StackHawk, the Denver-based bug-detecting service, hires developer of open-source project Zed Attack Proxy

StackHawk, the Denver-based software startup offering service to detect and fix security bugs, is doubling down on its support for the popular open-source OWASP Zed Attack Proxy web app security scanner by bringing on board its founder, Simon Bennetts.

At StackHawk, Bennetts will continue to focus on the development of the open-source project, which the company said is among the world’s most frequently used security scanning tools.

StackHawk already uses the open-source project for its underlying scanning technology and has built a business by layering on security test automation, integrations with development tools and functionality for new development paradigms. 

“Since founding ZAP, the vision has always been to deliver application security to developers,” Bennetts said, in a statement. “While the project has been widely adopted by security teams and pen testers, I’m excited to work with a team dedicated to delivering our original vision of AppSec for devs and that also believes in growing the open source community.” 

StackHawk founders Joni Klippert, Scott Gerlach and Ryan Severns and Bennetts found common cause in their belief that bug-editing tools are too often built for external enterprise security teams instead of the developers who are closest to the apps they’re building.

“Simon’s work on the ZAP project has both changed the security and open-source worlds for the better.
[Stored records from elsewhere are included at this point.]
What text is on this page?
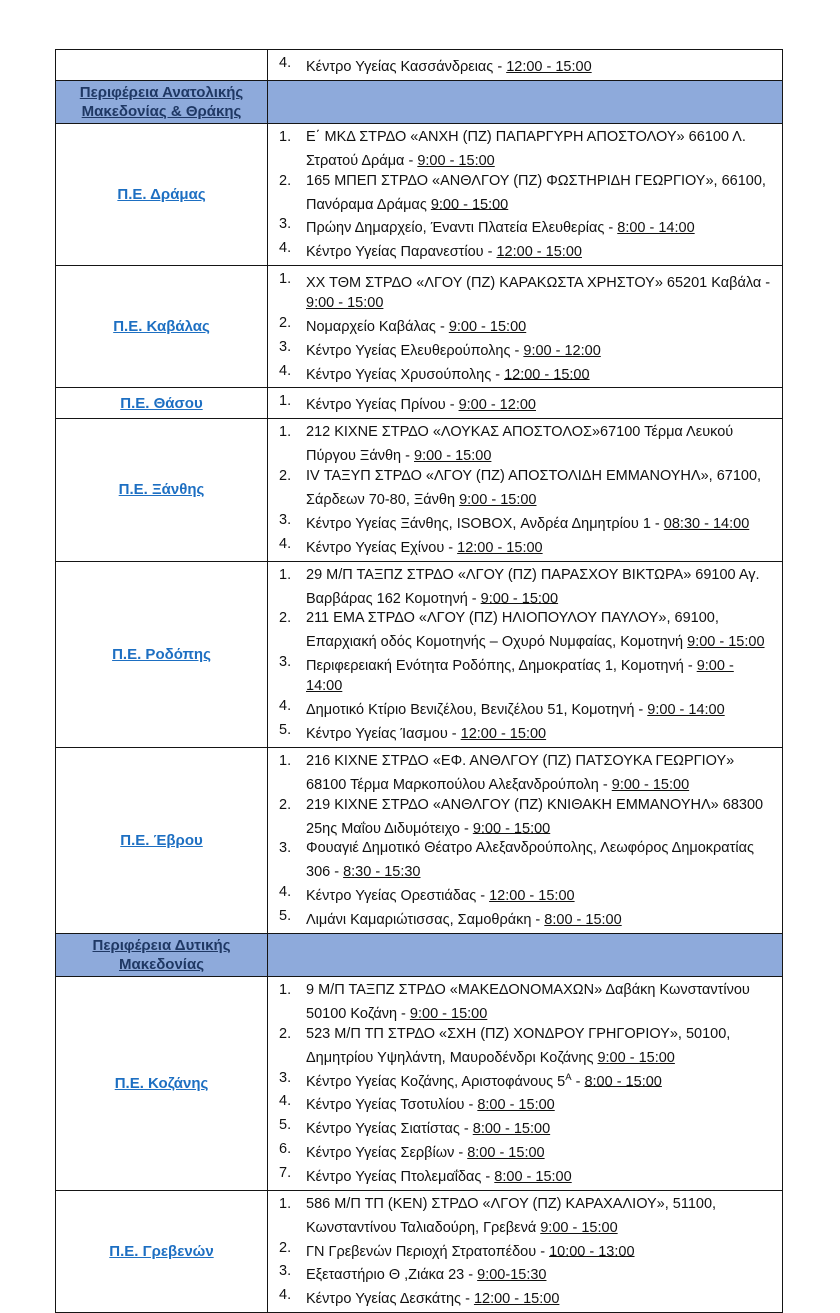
4.	Κέντρο Υγείας Κασσάνδρειας - 12:00 - 15:00
Περιφέρεια Ανατολικής Μακεδονίας & Θράκης
Π.Ε. Δράμας
1.	Ε΄ ΜΚΔ ΣΤΡΔΟ «ΑΝΧΗ (ΠΖ) ΠΑΠΑΡΓΥΡΗ ΑΠΟΣΤΟΛΟΥ» 66100 Λ. Στρατού Δράμα - 9:00 - 15:00
2.	165 ΜΠΕΠ ΣΤΡΔΟ «ΑΝΘΛΓΟΥ (ΠΖ) ΦΩΣΤΗΡΙΔΗ ΓΕΩΡΓΙΟΥ», 66100, Πανόραμα Δράμας 9:00 - 15:00
3.	Πρώην Δημαρχείο, Έναντι Πλατεία Ελευθερίας - 8:00 - 14:00
4.	Κέντρο Υγείας Παρανεστίου - 12:00 - 15:00
Π.Ε. Καβάλας
1.	ΧΧ ΤΘΜ ΣΤΡΔΟ «ΛΓΟΥ (ΠΖ) ΚΑΡΑΚΩΣΤΑ ΧΡΗΣΤΟΥ» 65201 Καβάλα - 9:00 - 15:00
2.	Νομαρχείο Καβάλας - 9:00 - 15:00
3.	Κέντρο Υγείας Ελευθερούπολης - 9:00 - 12:00
4.	Κέντρο Υγείας Χρυσούπολης - 12:00 - 15:00
Π.Ε. Θάσου	1.	Κέντρο Υγείας Πρίνου - 9:00 - 12:00
Π.Ε. Ξάνθης
1.	212 ΚΙΧΝΕ ΣΤΡΔΟ «ΛΟΥΚΑΣ ΑΠΟΣΤΟΛΟΣ»67100 Τέρμα Λευκού Πύργου Ξάνθη - 9:00 - 15:00
2.	IV ΤΑΞΥΠ ΣΤΡΔΟ «ΛΓΟΥ (ΠΖ) ΑΠΟΣΤΟΛΙΔΗ ΕΜΜΑΝΟΥΗΛ», 67100, Σάρδεων 70-80, Ξάνθη 9:00 - 15:00
3.	Κέντρο Υγείας Ξάνθης, ISOBOX, Ανδρέα Δημητρίου 1 - 08:30 - 14:00
4.	Κέντρο Υγείας Εχίνου - 12:00 - 15:00
Π.Ε. Ροδόπης
1.	29 Μ/Π ΤΑΞΠΖ ΣΤΡΔΟ «ΛΓΟΥ (ΠΖ) ΠΑΡΑΣΧΟΥ ΒΙΚΤΩΡΑ» 69100 Αγ. Βαρβάρας 162 Κομοτηνή - 9:00 - 15:00
2.	211 ΕΜΑ ΣΤΡΔΟ «ΛΓΟΥ (ΠΖ) ΗΛΙΟΠΟΥΛΟΥ ΠΑΥΛΟΥ», 69100, Επαρχιακή οδός Κομοτηνής – Οχυρό Νυμφαίας, Κομοτηνή 9:00 - 15:00
3.	Περιφερειακή Ενότητα Ροδόπης, Δημοκρατίας 1, Κομοτηνή - 9:00 - 14:00
4.	Δημοτικό Κτίριο Βενιζέλου, Βενιζέλου 51, Κομοτηνή - 9:00 - 14:00
5.	Κέντρο Υγείας Ίασμου - 12:00 - 15:00
Π.Ε. Έβρου
1.	216 ΚΙΧΝΕ ΣΤΡΔΟ «ΕΦ. ΑΝΘΛΓΟΥ (ΠΖ) ΠΑΤΣΟΥΚΑ ΓΕΩΡΓΙΟΥ» 68100 Τέρμα Μαρκοπούλου Αλεξανδρούπολη - 9:00 - 15:00
2.	219 ΚΙΧΝΕ ΣΤΡΔΟ «ΑΝΘΛΓΟΥ (ΠΖ) ΚΝΙΘΑΚΗ ΕΜΜΑΝΟΥΗΛ» 68300 25ης Μαΐου Διδυμότειχο - 9:00 - 15:00
3.	Φουαγιέ Δημοτικό Θέατρο Αλεξανδρούπολης, Λεωφόρος Δημοκρατίας 306 - 8:30 - 15:30
4.	Κέντρο Υγείας Ορεστιάδας - 12:00 - 15:00
5.	Λιμάνι Καμαριώτισσας, Σαμοθράκη - 8:00 - 15:00
Περιφέρεια Δυτικής Μακεδονίας
Π.Ε. Κοζάνης
1.	9 Μ/Π ΤΑΞΠΖ ΣΤΡΔΟ «ΜΑΚΕΔΟΝΟΜΑΧΩΝ» Δαβάκη Κωνσταντίνου 50100 Κοζάνη - 9:00 - 15:00
2.	523 Μ/Π ΤΠ ΣΤΡΔΟ «ΣΧΗ (ΠΖ) ΧΟΝΔΡΟΥ ΓΡΗΓΟΡΙΟΥ», 50100, Δημητρίου Υψηλάντη, Μαυροδένδρι Κοζάνης 9:00 - 15:00
3.	Κέντρο Υγείας Κοζάνης, Αριστοφάνους $5^A$ - 8:00 - 15:00
4.	Κέντρο Υγείας Τσοτυλίου - 8:00 - 15:00
5.	Κέντρο Υγείας Σιατίστας - 8:00 - 15:00
6.	Κέντρο Υγείας Σερβίων - 8:00 - 15:00
7.	Κέντρο Υγείας Πτολεμαΐδας - 8:00 - 15:00
Π.Ε. Γρεβενών
1.	586 Μ/Π ΤΠ (ΚΕΝ) ΣΤΡΔΟ «ΛΓΟΥ (ΠΖ) ΚΑΡΑΧΑΛΙΟΥ», 51100, Κωνσταντίνου Ταλιαδούρη, Γρεβενά 9:00 - 15:00
2.	ΓΝ Γρεβενών Περιοχή Στρατοπέδου - 10:00 - 13:00
3.	Εξεταστήριο Θ ,Ζιάκα 23 - 9:00-15:30
4.	Κέντρο Υγείας Δεσκάτης - 12:00 - 15:00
It became clear that we were highly aligned in our mission to bring application security into the hands of developers,” said Klippert, the chief executive and founder of StackHawk, in a statement. “Simon joining the StackHawk team provides an exciting opportunity to invest more in the ZAP open source project, while also building capabilities that make it easy for enterprise development teams to streamline AppSec into their CI/CD pipelines.” 

In the eleven years since Bennetts first began working on ZAP, the OWASP Foundation-incorporated security scanner has become popular among the developer community for its dynamic application security testing.

After the hire, StackHawk said that nothing much will change. Bennetts will continue to work on the open-source project while the company will continue to build functionality around the scanner.

The Denver-based company has raised nearly $5 million in financing from investors including Flybridge, Costanoa Ventures, Matchstick Ventures and Foundry Group.